Het project Vissen voor Verbinding heeft een grote broer: het ‘Zeeforel Funen’ project in, jawel, Denemarken. In de jaren ’90 hebben de Denen rivier- en vispopulatieherstel stevig aangepakt. Met als resultaat een sterk verbeterde waterkwaliteit en zeeforelpopulatie. Daarnaast is het project ook een economisch succes door de toename van sportvisserij. Jan Kamman van Sportvisserij Nederland vist niet graag achter het net en nam voor ons een kijkje in Denemarken. Wat leerde hij van zijn Deense collega’s?
1: Uitzetten van smolts kan ook!
Als je de visstand wilt herstellen door vis uit te zetten, dan kun je het beste zo jong mogelijke vis gebruiken. Dat is wat de literatuur ons vertelt. Jonge vis die in de beek opgroeit leert namelijk op een natuurlijke manier zijn voedsel te benutten. Ook zijn ze beter bestand tegen predatie van vogels en andere vis en past de kleine vis zich beter aan de omstandigheden in de beek aan. Maar de Denen doen het anders. Op het Deense eiland Funen kiezen ze ervoor om iets grotere zeeforel (smolts) uit te zetten in plaats van hele jonge vis, omdat deze minder snel worden opgegeten door aalscholvers. Daarnaast zetten ze in Denemarken heel veel vis uit (500.000 smolts per jaar). Voor zoveel kleine vis is er in het beeksysteem niet genoeg voedsel beschikbaar. Smolts kunnen lager in de beek worden uitgezet, dicht bij de monding naar de rivier, hier is voldoende voedsel voor de vele zeeforellen.
2: Korte periode van imprinting
Tijdens de opgroeiperiode van zeeforel worden de kleine visjes ingeprent met de geur van de beek waar ze opgroeien. Zo kan de zeeforel wanneer hij ouder is – en klaar is om te paaien – zijn opgroei beek weer terug vinden. Een lange imprinting periode is één van de redenen om vis zo jong mogelijk uit te zetten. Toch zien ze op Funen weinig negatieve effecten van het uitzetten van oudere zeeforellen. Het uitzetten van oudere zeeforellen, zorgt misschien wel voor meer “strayers” (vissen die bij terugkeer door het systeem gaan dwalen omdat ze de goede route niet kunnen vinden). Maar dit is voor een systeem als Funen met een groot aantal geschikte paaibeken geen probleem.
3: Smoltificatie is moeilijk te stoppen
In de Deense kwekerij van Havørred Fyn kweken ze al jaren veel zeeforel. De collega’s in Denemarken zien dat ze het smoltificeren van jonge zeeforel moeilijk kunnen stoppen. Tijdens het smoltificeren verandert de jonge zeeforel sterk van vorm en krijgt hij een zilverachtige kleur. Ook zorgt het smoltificatieproces ervoor dat de forel tegen hogere zoutgehaltes kan. Al deze verandering van de vis zijn nodig om van de zoete beken naar de zoute zee te kunnen migreren. Voor het bezoek aan Denemarken was het Nederlandse idee om de jonge zeeforellen 2 jaar te laten groeien en daarna pas te laten smoltificeren. Grotere smolts worden namelijk minder snel opgegeten. Daarnaast is het makkelijker om in grotere vissen zenders te plaatsen, waarmee we de zeeforel kunnen volgen. Met het verkregen inzicht uit Denemarken, lijkt het erop dat het uitstellen van het smoltificatieproces niet mogelijk is.

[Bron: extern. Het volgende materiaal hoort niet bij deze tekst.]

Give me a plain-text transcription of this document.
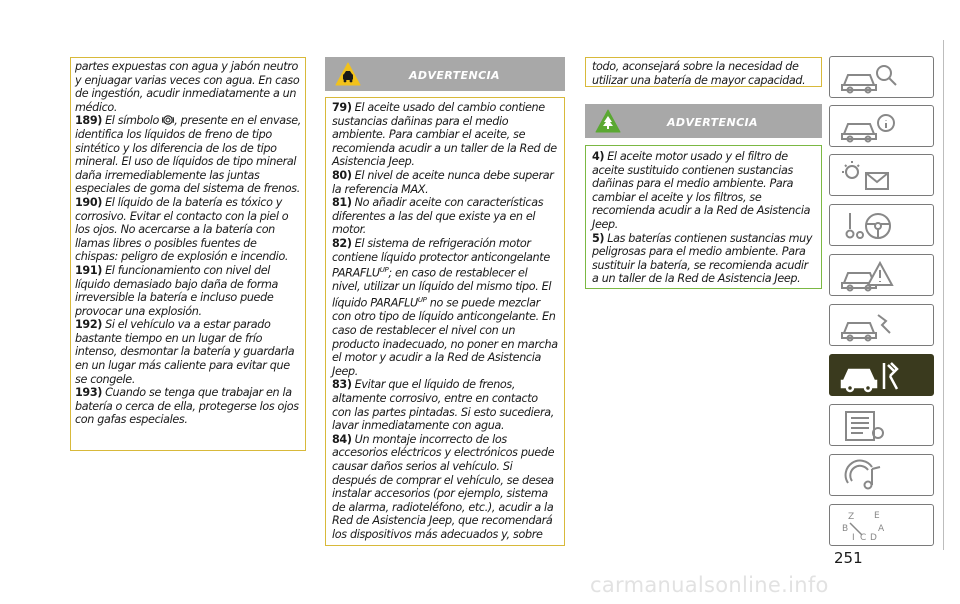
partes expuestas con agua y jabón neutro y enjuagar varias veces con agua. En caso de ingestión, acudir inmediatamente a un médico.

189) El símbolo , presente en el envase, identifica los líquidos de freno de tipo sintético y los diferencia de los de tipo mineral. El uso de líquidos de tipo mineral daña irremediablemente las juntas especiales de goma del sistema de frenos.

190) El líquido de la batería es tóxico y corrosivo. Evitar el contacto con la piel o los ojos. No acercarse a la batería con llamas libres o posibles fuentes de chispas: peligro de explosión e incendio.

191) El funcionamiento con nivel del líquido demasiado bajo daña de forma irreversible la batería e incluso puede provocar una explosión.

192) Si el vehículo va a estar parado bastante tiempo en un lugar de frío intenso, desmontar la batería y guardarla en un lugar más caliente para evitar que se congele.

193) Cuando se tenga que trabajar en la batería o cerca de ella, protegerse los ojos con gafas especiales.

ADVERTENCIA

79) El aceite usado del cambio contiene sustancias dañinas para el medio ambiente. Para cambiar el aceite, se recomienda acudir a un taller de la Red de Asistencia Jeep.

80) El nivel de aceite nunca debe superar la referencia MAX.

81) No añadir aceite con características diferentes a las del que existe ya en el motor.

82) El sistema de refrigeración motor contiene líquido protector anticongelante $PARAFLU^{UP}$; en caso de restablecer el nivel, utilizar un líquido del mismo tipo. El líquido $PARAFLU^{UP}$ no se puede mezclar con otro tipo de líquido anticongelante. En caso de restablecer el nivel con un producto inadecuado, no poner en marcha el motor y acudir a la Red de Asistencia Jeep.

83) Evitar que el líquido de frenos, altamente corrosivo, entre en contacto con las partes pintadas. Si esto sucediera, lavar inmediatamente con agua.

84) Un montaje incorrecto de los accesorios eléctricos y electrónicos puede causar daños serios al vehículo. Si después de comprar el vehículo, se desea instalar accesorios (por ejemplo, sistema de alarma, radioteléfono, etc.), acudir a la Red de Asistencia Jeep, que recomendará los dispositivos más adecuados y, sobre

todo, aconsejará sobre la necesidad de utilizar una batería de mayor capacidad.

ADVERTENCIA

4) El aceite motor usado y el filtro de aceite sustituido contienen sustancias dañinas para el medio ambiente. Para cambiar el aceite y los filtros, se recomienda acudir a la Red de Asistencia Jeep.

5) Las baterías contienen sustancias muy peligrosas para el medio ambiente. Para sustituir la batería, se recomienda acudir a un taller de la Red de Asistencia Jeep.

Z E
B	A
I C D
251
carmanualsonline.info
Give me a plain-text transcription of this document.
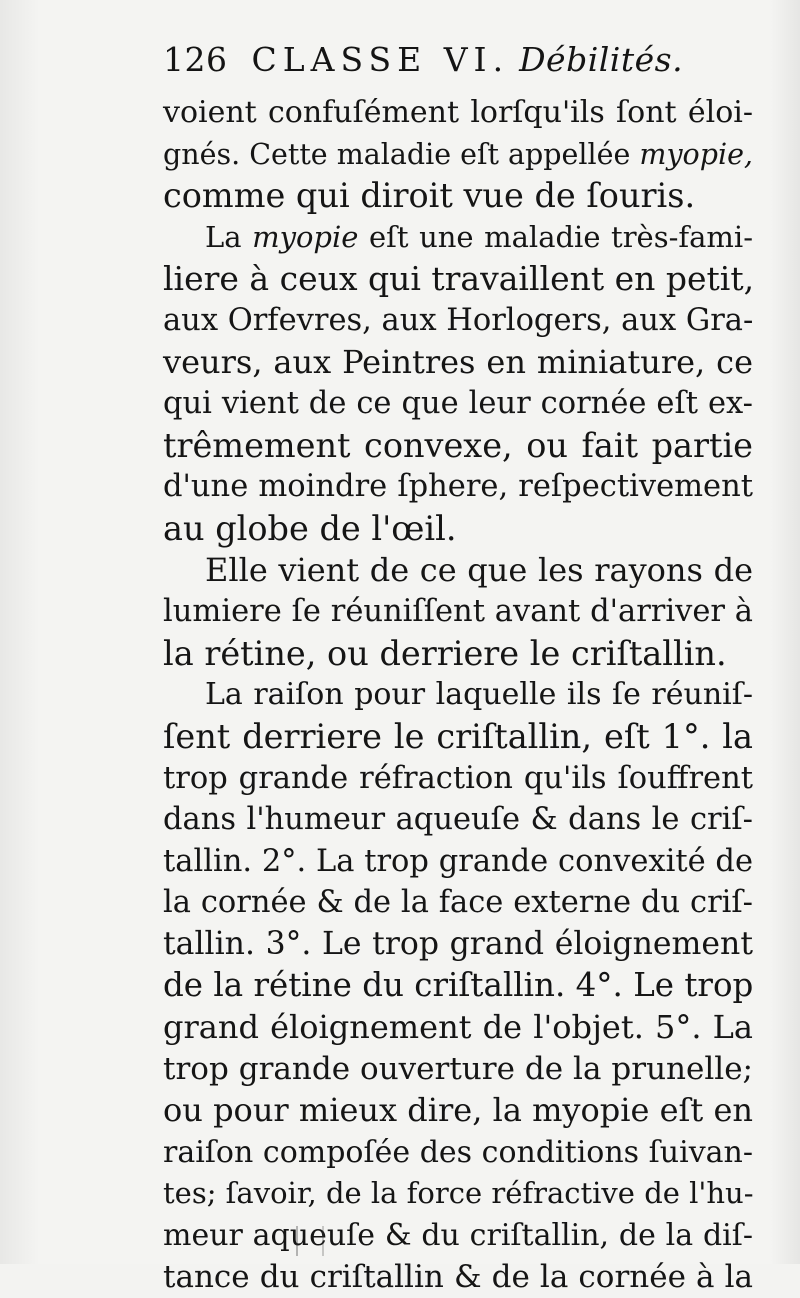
126 CLASSE VI. Débilités.
voient confuſément lorſqu'ils ſont éloi-
gnés. Cette maladie eſt appellée myopie,
comme qui diroit vue de ſouris.
La myopie eſt une maladie très-fami-
liere à ceux qui travaillent en petit,
aux Orfevres, aux Horlogers, aux Gra-
veurs, aux Peintres en miniature, ce
qui vient de ce que leur cornée eſt ex-
trêmement convexe, ou fait partie
d'une moindre ſphere, reſpectivement
au globe de l'œil.
Elle vient de ce que les rayons de
lumiere ſe réuniſſent avant d'arriver à
la rétine, ou derriere le criſtallin.
La raiſon pour laquelle ils ſe réuniſ-
ſent derriere le criſtallin, eſt 1°. la
trop grande réfraction qu'ils ſouffrent
dans l'humeur aqueuſe & dans le criſ-
tallin. 2°. La trop grande convexité de
la cornée & de la face externe du criſ-
tallin. 3°. Le trop grand éloignement
de la rétine du criſtallin. 4°. Le trop
grand éloignement de l'objet. 5°. La
trop grande ouverture de la prunelle;
ou pour mieux dire, la myopie eſt en
raiſon compoſée des conditions ſuivan-
tes; ſavoir, de la force réfractive de l'hu-
meur aqueuſe & du criſtallin, de la diſ-
tance du criſtallin & de la cornée à la
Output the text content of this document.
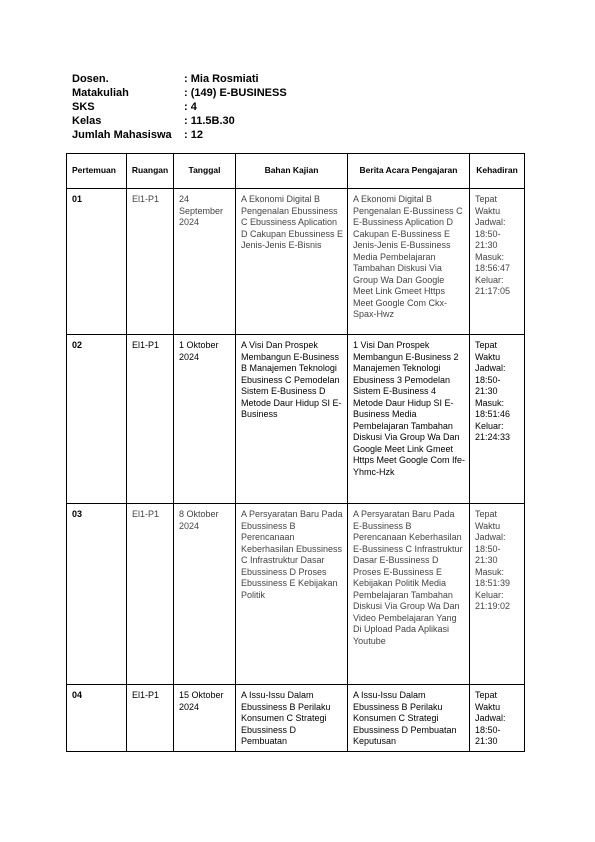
Dosen.	: Mia Rosmiati
Matakuliah	: (149) E-BUSINESS
SKS	: 4
Kelas	: 11.5B.30
Jumlah Mahasiswa	: 12
Pertemuan	Ruangan	Tanggal	Bahan Kajian	Berita Acara Pengajaran	Kehadiran
01	El1-P1	24 September 2024	A Ekonomi Digital B Pengenalan Ebussiness C Ebussiness Aplication D Cakupan Ebussiness E Jenis-Jenis E-Bisnis	A Ekonomi Digital B Pengenalan E-Bussiness C E-Bussiness Aplication D Cakupan E-Bussiness E Jenis-Jenis E-Bussiness Media Pembelajaran Tambahan Diskusi Via Group Wa Dan Google Meet Link Gmeet Https Meet Google Com Ckx-Spax-Hwz	Tepat Waktu Jadwal: 18:50-21:30 Masuk: 18:56:47 Keluar: 21:17:05
02	El1-P1	1 Oktober 2024	A Visi Dan Prospek Membangun E-Business B Manajemen Teknologi Ebusiness C Pemodelan Sistem E-Business D Metode Daur Hidup SI E-Business	1 Visi Dan Prospek Membangun E-Business 2 Manajemen Teknologi Ebusiness 3 Pemodelan Sistem E-Business 4 Metode Daur Hidup SI E-Business Media Pembelajaran Tambahan Diskusi Via Group Wa Dan Google Meet Link Gmeet Https Meet Google Com Ife-Yhmc-Hzk	Tepat Waktu Jadwal: 18:50-21:30 Masuk: 18:51:46 Keluar: 21:24:33
03	El1-P1	8 Oktober 2024	A Persyaratan Baru Pada Ebussiness B Perencanaan Keberhasilan Ebussiness C Infrastruktur Dasar Ebussiness D Proses Ebussiness E Kebijakan Politik	A Persyaratan Baru Pada E-Bussiness B Perencanaan Keberhasilan E-Bussiness C Infrastruktur Dasar E-Bussiness D Proses E-Bussiness E Kebijakan Politik Media Pembelajaran Tambahan Diskusi Via Group Wa Dan Video Pembelajaran Yang Di Upload Pada Aplikasi Youtube	Tepat Waktu Jadwal: 18:50-21:30 Masuk: 18:51:39 Keluar: 21:19:02
04	El1-P1	15 Oktober 2024	A Issu-Issu Dalam Ebussiness B Perilaku Konsumen C Strategi Ebussiness D Pembuatan	A Issu-Issu Dalam Ebussiness B Perilaku Konsumen C Strategi Ebussiness D Pembuatan Keputusan	Tepat Waktu Jadwal: 18:50-21:30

4: Sportvissers zorgen voor meer inkomsten
In vergelijking tot normale toeristen zorgen sportvissers voor meer inkomsten op Funen. Een sportvisser neemt gemiddeld 5 overnachtingen per bezoek en geeft ± €30 per dag meer uit dan een gewone toerist. Exclusief de overnachtingen (55.000 per jaar) zorgen sportvissers op Funen voor 7 – 8 miljoen euro aan omzet. De grote stroom aan sportvistoeristen zorgt op Funen voor veel werkgelegenheid.
5: Sportvisserij als verbindende partij
De Deense sportvisserij organisatie, Havørred Fyn is op Funen de verbindende partij. Ze verzamelen en bundelen alle belangrijke informatie voor sportvissers, zoals het weer, accommodatie mogelijkheden, viswinkels, visvergunningen en parkeerplaatsen. Alles op één plek, zo wordt het de sportvistoerist zo makkelijk mogelijk gemaakt. Daarnaast is Havørred Fyn ook de verbindende partij tussen de provincies en gemeenten. Er wordt bijvoorbeeld nauw samengewerkt met overheden bij beekherstel. Ook zorgt de samenwerking voor een goede promotie van het Deense herstelproject en krijgt het project politieke steun.